Those electric vehicles that sneak up on you in Central Park? Battery-powered tricycles for handicapped people? Do they get quintjillion, quadribazillion light-years per 3.78541178 liters? Certainly seems to be the case. But isn’t the GM’s claim the logical outcome of claims being made for electric cars in general? Just in case anyone’s wondering, it’s the primary energy source that counts.
And speaking of handicapped people, have you even been on a train and seen people turn off their cell phone just because the sign asks them to do it so they don’t fry some unsuspecting body’s pacemaker? …...Have you?...... I thought so.
I was reminded of this while I was sitting in a railway station yesterday, in an air-conditioned waiting room on a platform on my way to Shinjuku, when a guy walks in with a plastic plate dangling from his neck that says “handicapped person; pacemaker.” Of the dozen people in the room, there were four people absorbed in their cell phones. No need to tell you what didn’t happen.

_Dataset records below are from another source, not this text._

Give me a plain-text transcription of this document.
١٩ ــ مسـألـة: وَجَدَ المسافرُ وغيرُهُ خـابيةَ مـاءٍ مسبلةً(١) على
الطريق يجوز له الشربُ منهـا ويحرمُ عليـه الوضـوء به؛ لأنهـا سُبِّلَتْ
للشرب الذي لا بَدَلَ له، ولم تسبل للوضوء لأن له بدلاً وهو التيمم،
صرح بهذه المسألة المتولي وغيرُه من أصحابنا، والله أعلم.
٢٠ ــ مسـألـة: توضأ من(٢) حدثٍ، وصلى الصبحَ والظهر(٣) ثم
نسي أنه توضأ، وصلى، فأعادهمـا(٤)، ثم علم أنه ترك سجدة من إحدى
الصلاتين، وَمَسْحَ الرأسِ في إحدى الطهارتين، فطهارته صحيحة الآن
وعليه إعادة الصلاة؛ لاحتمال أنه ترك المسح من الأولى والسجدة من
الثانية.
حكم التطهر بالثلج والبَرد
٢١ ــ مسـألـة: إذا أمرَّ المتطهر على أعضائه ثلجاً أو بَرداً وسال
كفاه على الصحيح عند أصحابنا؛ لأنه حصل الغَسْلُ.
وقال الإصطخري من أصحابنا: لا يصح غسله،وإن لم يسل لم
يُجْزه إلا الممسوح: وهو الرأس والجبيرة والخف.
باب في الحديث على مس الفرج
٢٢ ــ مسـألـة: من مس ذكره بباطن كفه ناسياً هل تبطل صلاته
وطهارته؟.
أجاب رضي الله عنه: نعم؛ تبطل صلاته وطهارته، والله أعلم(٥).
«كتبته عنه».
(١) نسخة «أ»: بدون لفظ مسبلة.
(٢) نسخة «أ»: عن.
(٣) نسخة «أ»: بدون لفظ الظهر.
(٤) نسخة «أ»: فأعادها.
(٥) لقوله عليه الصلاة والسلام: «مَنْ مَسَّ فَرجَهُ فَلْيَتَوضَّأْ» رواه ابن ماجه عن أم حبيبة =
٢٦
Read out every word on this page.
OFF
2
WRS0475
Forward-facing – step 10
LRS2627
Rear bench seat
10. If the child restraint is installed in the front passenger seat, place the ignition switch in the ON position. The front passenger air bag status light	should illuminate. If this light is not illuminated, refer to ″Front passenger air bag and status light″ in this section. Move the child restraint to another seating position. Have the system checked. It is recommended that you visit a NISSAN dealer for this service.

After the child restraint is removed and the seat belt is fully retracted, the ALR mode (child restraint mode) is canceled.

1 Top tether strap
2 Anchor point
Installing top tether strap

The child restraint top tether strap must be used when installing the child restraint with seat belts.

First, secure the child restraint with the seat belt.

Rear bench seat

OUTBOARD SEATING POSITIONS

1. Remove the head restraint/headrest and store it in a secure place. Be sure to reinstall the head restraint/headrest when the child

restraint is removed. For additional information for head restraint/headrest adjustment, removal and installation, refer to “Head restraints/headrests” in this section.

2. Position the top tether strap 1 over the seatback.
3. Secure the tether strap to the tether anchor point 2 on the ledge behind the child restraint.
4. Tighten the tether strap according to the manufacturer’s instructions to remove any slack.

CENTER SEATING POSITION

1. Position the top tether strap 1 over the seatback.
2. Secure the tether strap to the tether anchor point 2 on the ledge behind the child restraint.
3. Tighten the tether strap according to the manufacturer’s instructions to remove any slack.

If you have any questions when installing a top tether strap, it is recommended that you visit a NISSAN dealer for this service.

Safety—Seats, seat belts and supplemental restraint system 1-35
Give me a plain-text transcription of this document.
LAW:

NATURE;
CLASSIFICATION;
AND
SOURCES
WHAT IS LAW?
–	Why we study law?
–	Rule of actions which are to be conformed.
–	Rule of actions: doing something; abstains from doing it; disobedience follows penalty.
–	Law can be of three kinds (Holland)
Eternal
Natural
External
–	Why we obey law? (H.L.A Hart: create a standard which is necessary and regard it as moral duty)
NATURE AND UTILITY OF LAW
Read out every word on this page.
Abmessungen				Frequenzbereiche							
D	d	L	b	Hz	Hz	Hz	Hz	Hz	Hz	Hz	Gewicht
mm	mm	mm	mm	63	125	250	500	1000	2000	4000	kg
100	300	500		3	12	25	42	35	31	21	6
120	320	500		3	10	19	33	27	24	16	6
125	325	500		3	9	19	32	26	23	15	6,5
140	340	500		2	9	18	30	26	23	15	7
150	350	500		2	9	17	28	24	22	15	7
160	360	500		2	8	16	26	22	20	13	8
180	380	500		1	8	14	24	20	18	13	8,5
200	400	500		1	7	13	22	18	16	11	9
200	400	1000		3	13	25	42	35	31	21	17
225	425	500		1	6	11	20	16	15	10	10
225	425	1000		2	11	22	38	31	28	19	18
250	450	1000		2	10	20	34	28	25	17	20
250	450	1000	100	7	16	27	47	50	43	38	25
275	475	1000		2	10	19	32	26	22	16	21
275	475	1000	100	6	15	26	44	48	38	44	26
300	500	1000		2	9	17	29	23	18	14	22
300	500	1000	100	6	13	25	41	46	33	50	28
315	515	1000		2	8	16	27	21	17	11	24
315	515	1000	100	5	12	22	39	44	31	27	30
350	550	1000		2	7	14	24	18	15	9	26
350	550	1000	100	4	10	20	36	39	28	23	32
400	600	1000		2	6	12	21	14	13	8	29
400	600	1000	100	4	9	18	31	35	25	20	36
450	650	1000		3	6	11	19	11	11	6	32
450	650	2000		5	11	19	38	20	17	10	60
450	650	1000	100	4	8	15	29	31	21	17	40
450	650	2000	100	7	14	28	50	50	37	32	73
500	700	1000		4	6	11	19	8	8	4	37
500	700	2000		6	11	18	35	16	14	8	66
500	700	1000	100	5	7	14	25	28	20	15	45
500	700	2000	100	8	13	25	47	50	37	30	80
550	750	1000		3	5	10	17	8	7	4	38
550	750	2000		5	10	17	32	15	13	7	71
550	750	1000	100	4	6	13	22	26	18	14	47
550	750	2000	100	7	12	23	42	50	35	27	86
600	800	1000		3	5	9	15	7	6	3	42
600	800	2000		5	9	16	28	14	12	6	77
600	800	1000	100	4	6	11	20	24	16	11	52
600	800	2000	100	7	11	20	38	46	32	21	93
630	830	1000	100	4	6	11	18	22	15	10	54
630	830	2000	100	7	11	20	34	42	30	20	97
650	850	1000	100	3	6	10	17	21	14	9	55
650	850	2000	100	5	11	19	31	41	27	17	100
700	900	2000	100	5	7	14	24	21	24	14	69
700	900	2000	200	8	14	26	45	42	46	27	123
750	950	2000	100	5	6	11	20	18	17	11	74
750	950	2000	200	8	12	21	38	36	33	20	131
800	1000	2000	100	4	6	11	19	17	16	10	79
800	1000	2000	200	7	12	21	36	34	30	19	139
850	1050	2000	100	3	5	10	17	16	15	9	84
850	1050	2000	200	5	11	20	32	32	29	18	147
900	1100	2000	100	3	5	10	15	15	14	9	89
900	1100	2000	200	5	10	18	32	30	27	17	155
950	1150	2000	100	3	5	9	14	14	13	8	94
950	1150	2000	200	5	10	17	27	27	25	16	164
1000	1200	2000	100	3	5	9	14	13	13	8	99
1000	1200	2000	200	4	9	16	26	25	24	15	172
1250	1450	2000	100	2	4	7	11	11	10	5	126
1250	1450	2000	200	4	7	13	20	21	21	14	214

This example can be spun into a larger story about us Japanese and our security preferences. But I won’t. I’ve been seeing too much even today that is no more than conventional wisdom dressed up with anecdotes masquerading as analyses to inflict you with one of mine. Not tonight, anyway.
5 comments:
Cell phones do not affect pacemakers. There's never been a documented case. It's one of the biggest urban myths out there.
http://www.texasheart.org/HIC/Topics/Proced/pacemake.cfm
FYI, Japanese cell phones are also less than 3 watts and use the same 3G bands that U.S. phones use.
And this just-to-be-safe-if-you're-paranoid unnecessary precaution only applies to OLD pacemakers. Newer pacemakers are almost impervious to electromagnetic interference.
Unless you're going to get an MRI, do industrial spot welding, or expose yourself to a really, really, powerful magnetic force (like the above), you're fine.
The only way a cell phone in Japan is going to stop a pacemaker is if someone wields the phone like a weapon and violently punches them with it hard and repeatedly in the upper left chest.
I'm serious.
Agree with anonymous. It's a non-danger. Remember that cellphones are tiny transmitters, with low power, in part so they get decent operating time with their small batteries. Base stations, analog wireless phones, wi-fi routers - there's lots of other EM sources out there with the same or much higher power emissions, and yet you don't have warning signs near them for pacemeker users to heed.
On the other hand, the ban on cellphones in airplanes is only partially a myth. It can't bring an airplane down or anything, but it can interfere with radio communications.
Also, according to a friend in the business (half the people I know work at Ericsson in Lund), trying to use a cellphone can cause trouble with the cellphone network below on the ground if you're close enough; your phone can contact several cells in the area at once and tie up a large number of channels.
Guys:
It's also the only urban myth that I know of that railways and only railways--not buses, not airplanes, not monorails, not even people wearing pacemakers--take seriously. And:
"The only way a cell phone in Japan is going to stop a pacemaker is if someone wields the phone like a weapon and violently punches them with it hard and repeatedly in the upper left chest.
I'm serious."
How do you know if you haven't tried it?
"How do you know if you haven't tried it?"
How do you know he hasn't?
Oops, I meant, "How do I know if you haven't tried it?" So, no, I'm not going to sleep easy tonight.